Maybe look into dbgcnt.def and their usage. It should help with the counter situtation :).
Comment 8 GCC Commits 2021-09-28 09:12:20 UTC
The master branch has been updated by Aldy Hernandez <aldyh@gcc.gnu.org>:

https://gcc.gnu.org/g:fb8b72ebb5b0bf40f7dfef9154c42320ce46f2a7

commit r12-3916-gfb8b72ebb5b0bf40f7dfef9154c42320ce46f2a7
Author: Aldy Hernandez <aldyh@redhat.com>
Date:   Tue Sep 28 09:38:50 2021 +0200

    Return VARYING in range_on_path_entry if nothing found.
    
    The problem here is that the solver's code solving unknown SSAs on entry
    to a path was returning UNDEFINED if there were no incoming edges to the
    start of the path that were not the function entry block.  This caused a
    cascade of pain down stream.
    
    Tested on x86-64 Linux.
    
            PR tree-optimization/102511
    
    gcc/ChangeLog:
    
            * gimple-range-path.cc (path_range_query::range_on_path_entry):
            Return VARYING when nothing found.
    
    gcc/testsuite/ChangeLog:
    
            * gcc.dg/pr102511.c: New test.
            * gcc.dg/tree-ssa/ssa-dom-thread-14.c: Adjust.
Comment 9 Aldy Hernandez 2021-09-28 09:19:48 UTC
fixed
Comment 10 Aldy Hernandez 2021-09-28 14:51:04 UTC
(In reply to Andrew Pinski from comment #7)
> (In reply to Aldy Hernandez from comment #6)
> > Describing the process to get here makes it abundantly clear that we need to
> > improve the process of debugging this.  We need a way to turn on the solver
> > debugging from the command line (--param??), and not by some magic #define. 
> > Also, some counter that matches the path being registered with the
> > equivalent solver dump would be useful.  This way someone could easily find
> > the problematic thread in the solver dump.  I'll look into this.
> 
> Maybe look into dbgcnt.def and their usage.
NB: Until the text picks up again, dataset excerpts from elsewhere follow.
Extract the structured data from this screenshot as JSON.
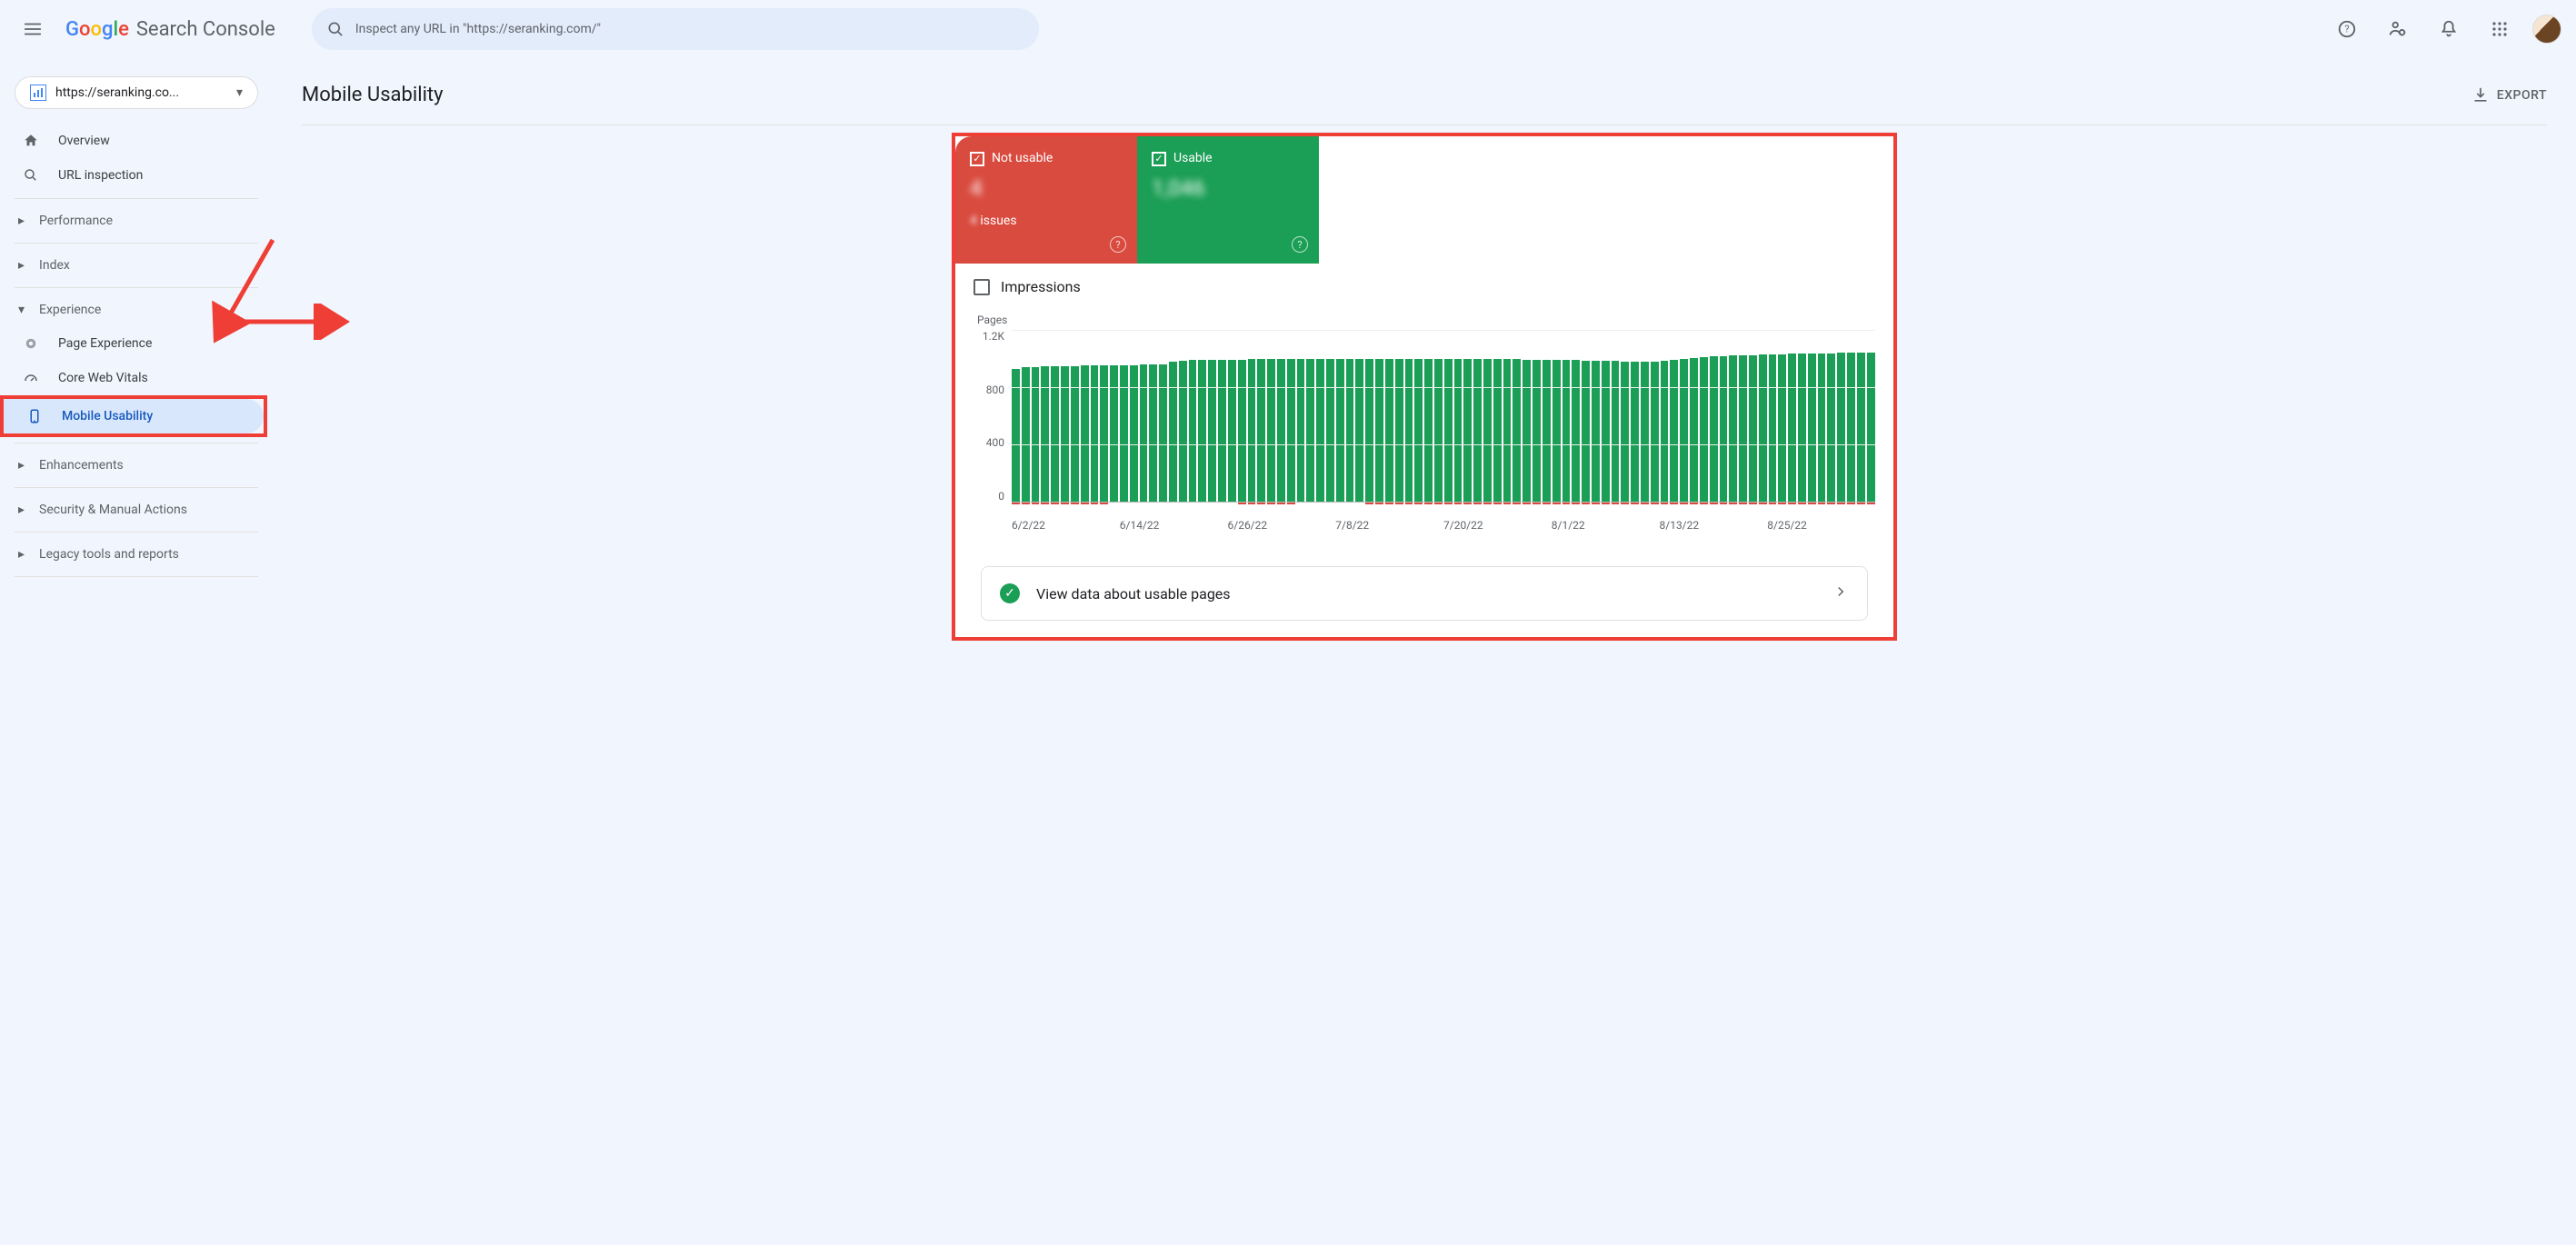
{
  "header": {
    "product_name": "Search Console",
    "search_placeholder": "Inspect any URL in \"https://seranking.com/\""
  },
  "property_selector": {
    "domain": "https://seranking.co..."
  },
  "sidebar": {
    "overview": "Overview",
    "url_inspection": "URL inspection",
    "performance": "Performance",
    "index": "Index",
    "experience": "Experience",
    "page_experience": "Page Experience",
    "core_web_vitals": "Core Web Vitals",
    "mobile_usability": "Mobile Usability",
    "enhancements": "Enhancements",
    "security": "Security & Manual Actions",
    "legacy": "Legacy tools and reports"
  },
  "page": {
    "title": "Mobile Usability",
    "export": "EXPORT"
  },
  "status": {
    "not_usable_label": "Not usable",
    "not_usable_value": "4",
    "not_usable_sub_prefix": "4 ",
    "not_usable_sub": "issues",
    "usable_label": "Usable",
    "usable_value": "1,046"
  },
  "impressions_label": "Impressions",
  "view_data_label": "View data about usable pages",
  "chart_data": {
    "type": "bar",
    "ylabel": "Pages",
    "yticks": [
      "1.2K",
      "800",
      "400",
      "0"
    ],
    "ylim": [
      0,
      1200
    ],
    "xticks": [
      "6/2/22",
      "6/14/22",
      "6/26/22",
      "7/8/22",
      "7/20/22",
      "8/1/22",
      "8/13/22",
      "8/25/22"
    ],
    "series": [
      {
        "name": "Usable",
        "color": "#1b9e55",
        "values": [
          930,
          940,
          940,
          945,
          945,
          948,
          948,
          950,
          950,
          952,
          952,
          954,
          955,
          958,
          958,
          960,
          980,
          985,
          988,
          988,
          990,
          990,
          992,
          992,
          994,
          994,
          995,
          995,
          996,
          996,
          997,
          997,
          998,
          998,
          999,
          999,
          1000,
          1000,
          1000,
          1000,
          1000,
          1000,
          1000,
          1000,
          1000,
          1000,
          998,
          998,
          996,
          996,
          994,
          994,
          992,
          992,
          990,
          990,
          988,
          988,
          986,
          985,
          983,
          982,
          980,
          980,
          978,
          978,
          985,
          990,
          998,
          1005,
          1010,
          1015,
          1018,
          1020,
          1022,
          1024,
          1026,
          1028,
          1030,
          1032,
          1034,
          1036,
          1038,
          1038,
          1040,
          1040,
          1042,
          1043
        ]
      },
      {
        "name": "Not usable",
        "color": "#d94b3f",
        "values": [
          3,
          3,
          3,
          3,
          3,
          3,
          3,
          3,
          4,
          4,
          2,
          2,
          2,
          2,
          2,
          2,
          2,
          2,
          2,
          2,
          2,
          2,
          2,
          3,
          3,
          4,
          4,
          3,
          3,
          2,
          2,
          2,
          2,
          2,
          2,
          2,
          3,
          3,
          3,
          3,
          3,
          3,
          3,
          3,
          3,
          3,
          3,
          3,
          3,
          3,
          3,
          3,
          3,
          3,
          3,
          4,
          5,
          6,
          5,
          4,
          3,
          3,
          3,
          3,
          3,
          3,
          3,
          3,
          3,
          3,
          3,
          3,
          3,
          3,
          3,
          3,
          3,
          3,
          3,
          3,
          3,
          3,
          3,
          3,
          3,
          3,
          3,
          3
        ]
      }
    ]
  }
}
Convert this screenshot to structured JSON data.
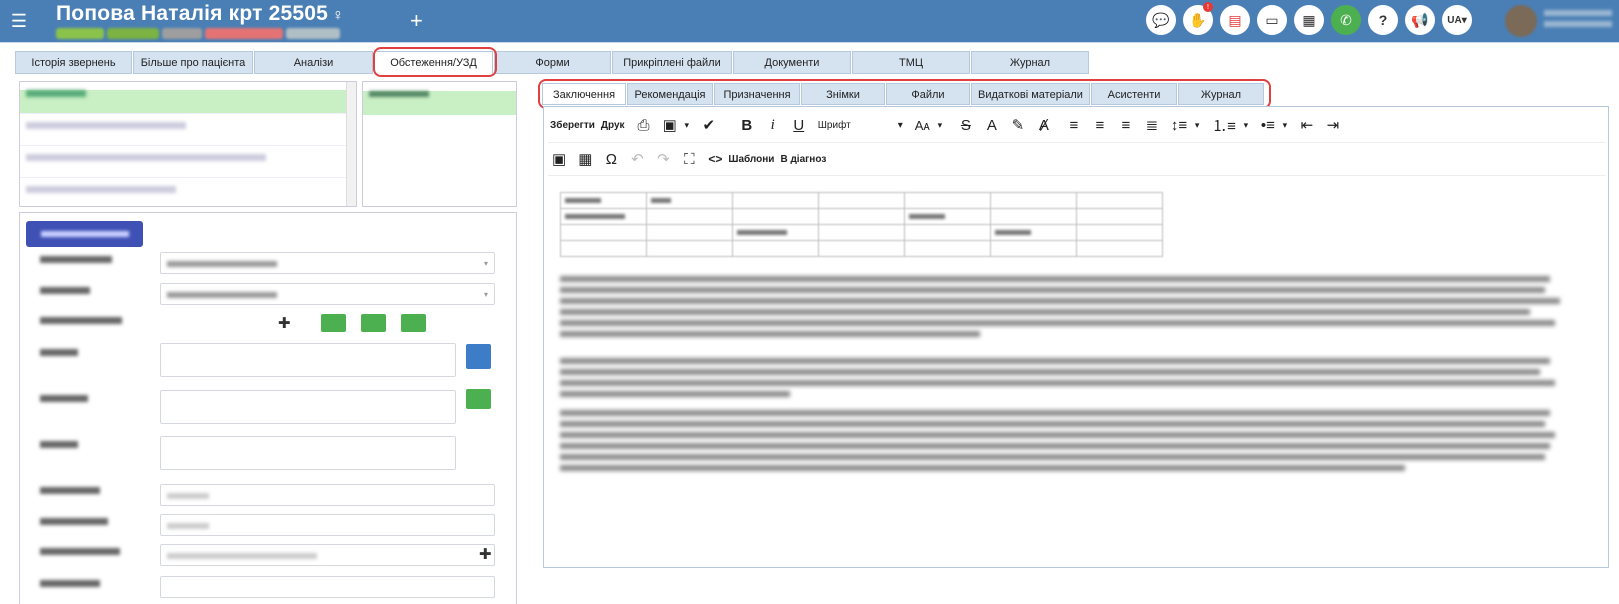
{
  "header": {
    "menu_icon": "hamburger-icon",
    "patient_title": "Попова Наталія крт 25505",
    "gender_symbol": "♀",
    "add_symbol": "+",
    "lang": "UA",
    "icons": [
      "chat-icon",
      "hand-icon",
      "pdf-icon",
      "card-icon",
      "calculator-icon",
      "phone-icon",
      "help-icon",
      "megaphone-icon"
    ]
  },
  "main_tabs": [
    "Історія звернень",
    "Більше про пацієнта",
    "Аналізи",
    "Обстеження/УЗД",
    "Форми",
    "Прикріплені файли",
    "Документи",
    "ТМЦ",
    "Журнал"
  ],
  "inner_tabs": [
    "Заключення",
    "Рекомендація",
    "Призначення",
    "Знімки",
    "Файли",
    "Видаткові матеріали",
    "Асистенти",
    "Журнал"
  ],
  "toolbar": {
    "save_label": "Зберегти",
    "print_label": "Друк",
    "font_label": "Шрифт",
    "templates_label": "Шаблони",
    "to_diagnosis_label": "В діагноз"
  },
  "colors": {
    "header_bg": "#4a7fb5",
    "tab_bg": "#d5e2f0",
    "highlight": "#e04040",
    "selected_row": "#c9efc4",
    "doctor_button": "#3f51b5",
    "green_button": "#4caf50"
  }
}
It should help with the counter
> situtation :).

Thanks Andrew.  I've used your idea in my committed patch here:

https://gcc.gnu.org/pipermail/gcc-patches/2021-September/580369.html

It's not perfect, but it should help in diagnosing these issues in the future.  I hope to improve the dumps in the next month, to help any stage3 bugfixing.